Sementara itu moratorium sendiri awalnya digagas salah satunya bertujuan memperkuat ekosistem termasuk memenuhi aspek perlindungan konsumen. Pada beberapa bulan terakhir kasus fintech yang cukup sita perhatian publik adalah PT Dana Syariah Indonesia (DSI) hingga Investree. Nama fintech terakhir bahkan izin usahanya telah dicabut dan pendiri dan mantan CEO-nya, Adrian Gunadi, telah ditahan - sebelumnya sempat melarikan diri ke Qatar.

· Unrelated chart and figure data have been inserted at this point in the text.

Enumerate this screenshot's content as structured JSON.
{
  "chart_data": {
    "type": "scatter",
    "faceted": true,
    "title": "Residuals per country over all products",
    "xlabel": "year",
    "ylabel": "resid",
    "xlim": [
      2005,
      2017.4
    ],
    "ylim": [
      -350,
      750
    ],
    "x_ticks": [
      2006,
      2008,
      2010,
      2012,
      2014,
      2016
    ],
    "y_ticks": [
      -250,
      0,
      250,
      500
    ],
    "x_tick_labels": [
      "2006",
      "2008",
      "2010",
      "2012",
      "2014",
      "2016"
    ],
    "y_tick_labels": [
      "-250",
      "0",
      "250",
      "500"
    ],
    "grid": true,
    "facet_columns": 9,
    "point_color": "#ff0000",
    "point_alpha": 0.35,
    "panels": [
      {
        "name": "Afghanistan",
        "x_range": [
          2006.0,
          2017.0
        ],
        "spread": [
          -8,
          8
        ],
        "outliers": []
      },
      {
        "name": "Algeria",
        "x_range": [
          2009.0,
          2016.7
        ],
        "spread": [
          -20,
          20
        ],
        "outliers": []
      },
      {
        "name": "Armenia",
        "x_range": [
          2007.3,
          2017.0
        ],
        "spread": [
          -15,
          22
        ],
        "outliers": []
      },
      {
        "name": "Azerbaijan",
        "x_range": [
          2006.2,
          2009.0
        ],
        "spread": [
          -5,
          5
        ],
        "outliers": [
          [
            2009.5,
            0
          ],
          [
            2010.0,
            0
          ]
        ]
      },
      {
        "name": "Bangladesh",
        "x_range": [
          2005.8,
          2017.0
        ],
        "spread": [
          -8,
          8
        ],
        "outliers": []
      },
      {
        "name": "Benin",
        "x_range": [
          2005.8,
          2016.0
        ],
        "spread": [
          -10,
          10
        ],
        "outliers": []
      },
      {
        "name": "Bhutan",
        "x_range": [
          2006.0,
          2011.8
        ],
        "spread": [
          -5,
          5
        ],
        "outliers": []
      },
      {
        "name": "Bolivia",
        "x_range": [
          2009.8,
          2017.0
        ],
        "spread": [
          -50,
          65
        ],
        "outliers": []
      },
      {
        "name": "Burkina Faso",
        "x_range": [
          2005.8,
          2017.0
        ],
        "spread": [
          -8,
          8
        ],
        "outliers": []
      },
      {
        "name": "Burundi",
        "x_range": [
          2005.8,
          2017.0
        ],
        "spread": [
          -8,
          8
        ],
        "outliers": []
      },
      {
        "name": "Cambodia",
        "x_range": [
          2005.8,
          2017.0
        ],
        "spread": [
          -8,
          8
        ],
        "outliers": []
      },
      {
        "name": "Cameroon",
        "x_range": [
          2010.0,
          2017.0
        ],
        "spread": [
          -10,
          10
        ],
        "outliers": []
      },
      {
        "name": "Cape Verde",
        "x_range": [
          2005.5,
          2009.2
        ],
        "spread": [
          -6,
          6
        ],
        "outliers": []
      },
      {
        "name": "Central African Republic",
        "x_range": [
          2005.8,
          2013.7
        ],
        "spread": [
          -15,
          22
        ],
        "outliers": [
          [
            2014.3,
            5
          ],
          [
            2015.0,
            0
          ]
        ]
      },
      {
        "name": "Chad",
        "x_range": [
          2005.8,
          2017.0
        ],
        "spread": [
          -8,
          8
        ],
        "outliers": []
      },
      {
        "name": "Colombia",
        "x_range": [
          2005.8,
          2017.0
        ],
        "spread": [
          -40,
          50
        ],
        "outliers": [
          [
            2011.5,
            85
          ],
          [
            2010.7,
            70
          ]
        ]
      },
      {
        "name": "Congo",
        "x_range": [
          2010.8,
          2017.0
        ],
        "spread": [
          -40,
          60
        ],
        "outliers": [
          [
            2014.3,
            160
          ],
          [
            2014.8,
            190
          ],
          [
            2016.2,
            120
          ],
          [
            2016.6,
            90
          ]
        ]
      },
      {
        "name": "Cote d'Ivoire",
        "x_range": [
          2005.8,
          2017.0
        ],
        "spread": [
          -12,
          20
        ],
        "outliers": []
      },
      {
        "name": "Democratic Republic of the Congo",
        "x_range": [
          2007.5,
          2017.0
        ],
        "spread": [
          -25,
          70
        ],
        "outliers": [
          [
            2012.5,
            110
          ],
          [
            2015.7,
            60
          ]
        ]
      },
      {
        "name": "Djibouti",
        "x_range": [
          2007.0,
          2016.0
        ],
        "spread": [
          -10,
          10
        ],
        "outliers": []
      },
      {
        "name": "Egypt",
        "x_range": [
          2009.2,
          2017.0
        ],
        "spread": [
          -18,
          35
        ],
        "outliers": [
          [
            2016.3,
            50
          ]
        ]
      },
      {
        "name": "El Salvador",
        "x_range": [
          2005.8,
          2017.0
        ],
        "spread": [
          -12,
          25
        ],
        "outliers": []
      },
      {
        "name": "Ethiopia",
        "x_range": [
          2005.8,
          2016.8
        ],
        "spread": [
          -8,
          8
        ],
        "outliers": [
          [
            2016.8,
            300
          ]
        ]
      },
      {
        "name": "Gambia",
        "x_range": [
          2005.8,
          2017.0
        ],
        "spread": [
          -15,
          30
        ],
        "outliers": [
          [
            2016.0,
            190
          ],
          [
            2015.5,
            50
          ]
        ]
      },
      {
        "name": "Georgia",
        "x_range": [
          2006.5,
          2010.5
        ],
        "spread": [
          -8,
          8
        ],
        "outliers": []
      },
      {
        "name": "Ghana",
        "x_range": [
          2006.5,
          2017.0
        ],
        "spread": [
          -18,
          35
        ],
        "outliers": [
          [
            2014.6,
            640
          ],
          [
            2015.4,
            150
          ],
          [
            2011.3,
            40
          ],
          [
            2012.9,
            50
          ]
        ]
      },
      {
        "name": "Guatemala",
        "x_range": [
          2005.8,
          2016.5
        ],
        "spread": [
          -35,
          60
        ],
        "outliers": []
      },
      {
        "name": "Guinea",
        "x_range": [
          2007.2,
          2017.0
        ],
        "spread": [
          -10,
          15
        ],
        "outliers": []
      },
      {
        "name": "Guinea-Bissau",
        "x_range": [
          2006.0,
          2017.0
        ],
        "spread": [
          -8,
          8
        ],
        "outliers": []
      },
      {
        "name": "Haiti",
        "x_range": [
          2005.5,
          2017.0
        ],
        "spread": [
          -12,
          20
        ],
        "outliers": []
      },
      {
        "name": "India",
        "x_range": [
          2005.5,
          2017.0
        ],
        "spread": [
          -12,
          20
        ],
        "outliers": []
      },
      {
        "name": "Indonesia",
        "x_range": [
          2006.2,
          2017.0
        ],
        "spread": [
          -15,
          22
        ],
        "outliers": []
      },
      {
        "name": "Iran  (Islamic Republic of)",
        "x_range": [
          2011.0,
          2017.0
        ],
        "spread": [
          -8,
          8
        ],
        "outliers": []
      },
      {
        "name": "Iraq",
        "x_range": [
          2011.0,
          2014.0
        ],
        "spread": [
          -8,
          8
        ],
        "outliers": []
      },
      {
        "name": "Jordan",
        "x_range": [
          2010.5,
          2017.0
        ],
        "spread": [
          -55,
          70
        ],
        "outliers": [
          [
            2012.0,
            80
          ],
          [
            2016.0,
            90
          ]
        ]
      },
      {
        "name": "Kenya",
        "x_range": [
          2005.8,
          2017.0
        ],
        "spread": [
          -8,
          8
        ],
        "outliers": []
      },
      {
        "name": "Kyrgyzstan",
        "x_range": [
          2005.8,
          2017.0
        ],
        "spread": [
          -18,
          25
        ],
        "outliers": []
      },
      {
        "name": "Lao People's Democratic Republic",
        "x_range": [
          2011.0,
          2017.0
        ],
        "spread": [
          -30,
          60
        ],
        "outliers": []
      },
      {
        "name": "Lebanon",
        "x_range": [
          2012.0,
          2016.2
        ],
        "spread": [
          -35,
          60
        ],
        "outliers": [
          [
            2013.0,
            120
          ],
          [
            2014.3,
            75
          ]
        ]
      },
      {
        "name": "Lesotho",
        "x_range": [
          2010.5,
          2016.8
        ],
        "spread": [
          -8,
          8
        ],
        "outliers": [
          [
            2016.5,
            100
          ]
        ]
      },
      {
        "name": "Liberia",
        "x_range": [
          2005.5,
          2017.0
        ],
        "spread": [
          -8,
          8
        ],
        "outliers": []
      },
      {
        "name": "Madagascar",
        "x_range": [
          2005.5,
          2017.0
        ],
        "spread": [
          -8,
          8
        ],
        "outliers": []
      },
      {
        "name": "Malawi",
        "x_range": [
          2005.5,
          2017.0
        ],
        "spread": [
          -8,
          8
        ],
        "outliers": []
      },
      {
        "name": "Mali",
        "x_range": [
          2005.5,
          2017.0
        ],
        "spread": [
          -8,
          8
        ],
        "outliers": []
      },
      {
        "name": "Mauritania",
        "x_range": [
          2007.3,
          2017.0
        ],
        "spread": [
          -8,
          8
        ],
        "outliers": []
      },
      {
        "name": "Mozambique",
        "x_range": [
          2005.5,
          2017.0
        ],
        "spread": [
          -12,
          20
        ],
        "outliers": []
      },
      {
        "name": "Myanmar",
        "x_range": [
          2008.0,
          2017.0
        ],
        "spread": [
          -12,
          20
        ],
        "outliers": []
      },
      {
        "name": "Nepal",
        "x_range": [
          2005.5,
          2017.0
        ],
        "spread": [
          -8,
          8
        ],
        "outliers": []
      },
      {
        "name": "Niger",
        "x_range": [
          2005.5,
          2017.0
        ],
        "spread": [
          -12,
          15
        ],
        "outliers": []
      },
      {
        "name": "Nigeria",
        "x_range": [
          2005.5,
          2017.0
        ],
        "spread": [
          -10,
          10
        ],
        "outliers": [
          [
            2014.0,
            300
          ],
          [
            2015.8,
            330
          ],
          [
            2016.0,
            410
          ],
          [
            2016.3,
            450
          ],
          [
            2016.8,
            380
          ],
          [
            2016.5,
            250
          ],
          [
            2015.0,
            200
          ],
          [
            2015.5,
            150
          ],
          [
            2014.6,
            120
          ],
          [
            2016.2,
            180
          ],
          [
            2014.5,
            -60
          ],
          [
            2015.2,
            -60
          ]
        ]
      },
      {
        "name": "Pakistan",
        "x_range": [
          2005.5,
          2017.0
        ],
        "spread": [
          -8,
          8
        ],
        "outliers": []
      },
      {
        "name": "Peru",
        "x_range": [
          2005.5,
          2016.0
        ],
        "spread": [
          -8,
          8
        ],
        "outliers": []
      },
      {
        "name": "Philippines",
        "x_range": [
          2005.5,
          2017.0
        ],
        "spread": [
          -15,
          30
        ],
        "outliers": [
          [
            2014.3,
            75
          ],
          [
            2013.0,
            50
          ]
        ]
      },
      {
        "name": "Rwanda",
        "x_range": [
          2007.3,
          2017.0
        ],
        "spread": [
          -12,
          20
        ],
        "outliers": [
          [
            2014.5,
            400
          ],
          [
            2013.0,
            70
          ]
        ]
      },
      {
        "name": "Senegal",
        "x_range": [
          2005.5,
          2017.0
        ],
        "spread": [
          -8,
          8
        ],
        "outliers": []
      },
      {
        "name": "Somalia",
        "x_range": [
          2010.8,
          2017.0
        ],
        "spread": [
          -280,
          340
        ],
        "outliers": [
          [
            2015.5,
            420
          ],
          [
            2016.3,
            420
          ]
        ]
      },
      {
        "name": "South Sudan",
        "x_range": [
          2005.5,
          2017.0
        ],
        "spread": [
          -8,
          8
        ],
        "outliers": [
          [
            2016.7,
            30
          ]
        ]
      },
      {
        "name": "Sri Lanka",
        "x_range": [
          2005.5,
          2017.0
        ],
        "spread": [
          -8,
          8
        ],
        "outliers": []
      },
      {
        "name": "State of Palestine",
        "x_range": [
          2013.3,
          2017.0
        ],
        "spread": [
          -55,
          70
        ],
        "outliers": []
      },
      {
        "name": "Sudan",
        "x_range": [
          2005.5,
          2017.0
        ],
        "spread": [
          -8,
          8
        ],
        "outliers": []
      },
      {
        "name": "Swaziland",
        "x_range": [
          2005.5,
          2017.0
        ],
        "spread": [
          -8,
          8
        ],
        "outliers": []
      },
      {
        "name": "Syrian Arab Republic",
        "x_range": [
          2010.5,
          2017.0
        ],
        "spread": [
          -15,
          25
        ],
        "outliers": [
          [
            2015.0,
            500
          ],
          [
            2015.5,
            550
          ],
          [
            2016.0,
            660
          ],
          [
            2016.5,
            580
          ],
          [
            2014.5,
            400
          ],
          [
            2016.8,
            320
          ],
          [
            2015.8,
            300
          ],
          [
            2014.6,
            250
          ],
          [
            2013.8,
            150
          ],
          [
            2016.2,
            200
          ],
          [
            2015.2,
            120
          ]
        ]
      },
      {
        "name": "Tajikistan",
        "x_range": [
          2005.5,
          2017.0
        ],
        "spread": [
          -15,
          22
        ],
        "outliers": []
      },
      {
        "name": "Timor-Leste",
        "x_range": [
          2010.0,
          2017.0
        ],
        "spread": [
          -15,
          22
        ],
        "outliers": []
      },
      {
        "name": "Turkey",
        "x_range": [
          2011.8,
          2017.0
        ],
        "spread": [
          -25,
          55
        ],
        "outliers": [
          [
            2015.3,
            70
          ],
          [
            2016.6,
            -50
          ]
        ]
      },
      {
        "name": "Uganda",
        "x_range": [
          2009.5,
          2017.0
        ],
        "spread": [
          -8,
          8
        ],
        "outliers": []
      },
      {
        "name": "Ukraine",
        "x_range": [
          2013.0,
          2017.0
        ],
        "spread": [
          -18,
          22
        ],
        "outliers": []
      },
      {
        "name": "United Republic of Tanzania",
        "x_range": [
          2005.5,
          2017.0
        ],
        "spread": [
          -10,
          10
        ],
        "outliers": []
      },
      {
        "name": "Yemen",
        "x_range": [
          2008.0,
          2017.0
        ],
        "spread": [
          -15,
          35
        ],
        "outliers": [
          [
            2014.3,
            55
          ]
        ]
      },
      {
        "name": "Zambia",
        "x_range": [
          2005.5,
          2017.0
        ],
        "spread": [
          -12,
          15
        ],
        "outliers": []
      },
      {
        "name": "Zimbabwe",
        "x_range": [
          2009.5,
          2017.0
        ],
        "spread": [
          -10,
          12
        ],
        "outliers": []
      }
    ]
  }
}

Investree sendiri kini masih menyelesaikan pengembalian dana lender melalui Tim Likuidasi. OJK mengeklaim terus melakukan pengawasan ketat atas proses tersebut, “termasuk mengenai pendaftaran tagihan oleh lender,” ungkap Agusman.
Selanjutnya Agusman berpesan “para lender dapat mendaftarkan tagihan kepada Tim Likuidasi atau melakukan upaya hukum (sendiri atau melalui pihak lain) kepada borrower sesuai ketentuan yang berlaku.”
8 Fintech Pinjol Belum Penuhi Modal Minimum
OJK juga menungkpakan bahwa masih terdapat delapan penyelenggara Pindar saat ini belum memenuhi ketentuan ekuitas minimum Rp12,5 miliar. Ketentuan modal ini menjadi buffer utama untuk menopang risiko gagal bayar yang terbukti masif.
Dengan belum terpenuhinya modal minimal sesuai ketentuan, “OJK terus melakukan langkah pembinaan dan monitoring secara ketat terhadap action plan pemenuhan kewajiban ekuitas minimum dimaksud berupa injeksi modal dari pemegang saham maupun strategic investor yang kredibel.”
OJK juga menyatakan masih terdapat 22 perusahaan pengelola platform fintech p2p lending yang punya skor kesehatan kredit melebihi batas ketentuan. Bagi mereka yang masuk dalam kelompok TWP90 di atas 5% atau skala gagal bayar atau kelalaian dalam menyelesaikan kewajiban pinjaman, OJK terus meminta melaporkan rencana aksi terkait perbaikan tersebut.
Kredit Produktif Capai Rp31 Triliun
OJK juga mencatat bahwa realisasi pembiayaan produktif di fintech P2P lending per September mencapai Rp31,37 triliun. Angka tersebut menjadi indikasi positif dukungan fintech terhadap sektor usaha riil, meskipun porsinya masih kalah jauh dari ceruk pembiayaan konsumtif.
"Angka tersebut setara dengan 34,48% dari total outstanding pembiayaan industri Pindar," tutur Agusman yang turut menegaskan bahwa penyaluran dana ke sektor produktif ini bukannya tanpa tantangan.
"Tantangan seperti keterbatasan data kelayakan usaha dan infrastruktur pendukung mendorong industri untuk memperkuat kemitraan lintas sektor dan memanfaatkan data alternatif guna meningkatkan penyaluran pembiayaan yang berkualitas."
Catatan sektor produktif Rp31,37 triliun menggambarkan kredit konsumtif di industri Pindar masih sangat besar dan dominan dari total catatan outstanding Rp90,99 triliun pada bulan yang sama. Realisasi utang berjalan di fintech p2p lending ini juga tumbuh 22,16% secara tahunan (year-on-year/yoy).
Dalam kesempatan yang sama, Agusman juga menyoroti risiko kredit secara agregat yang masih terkendali. "Tingkat risiko kredit secara agregat atau Tingkat Wanprestasi 90 hari (TWP90) berada di posisi 2,82%," katanya.
Di sisi lain, OJK terus mengawasi pemenuhan kewajiban modal minimum di industri ini. Saat ini, masih terdapat 8 dari 95 penyelenggara Pindar yang belum memenuhi kewajiban ekuitas minimum Rp12,5 miliar.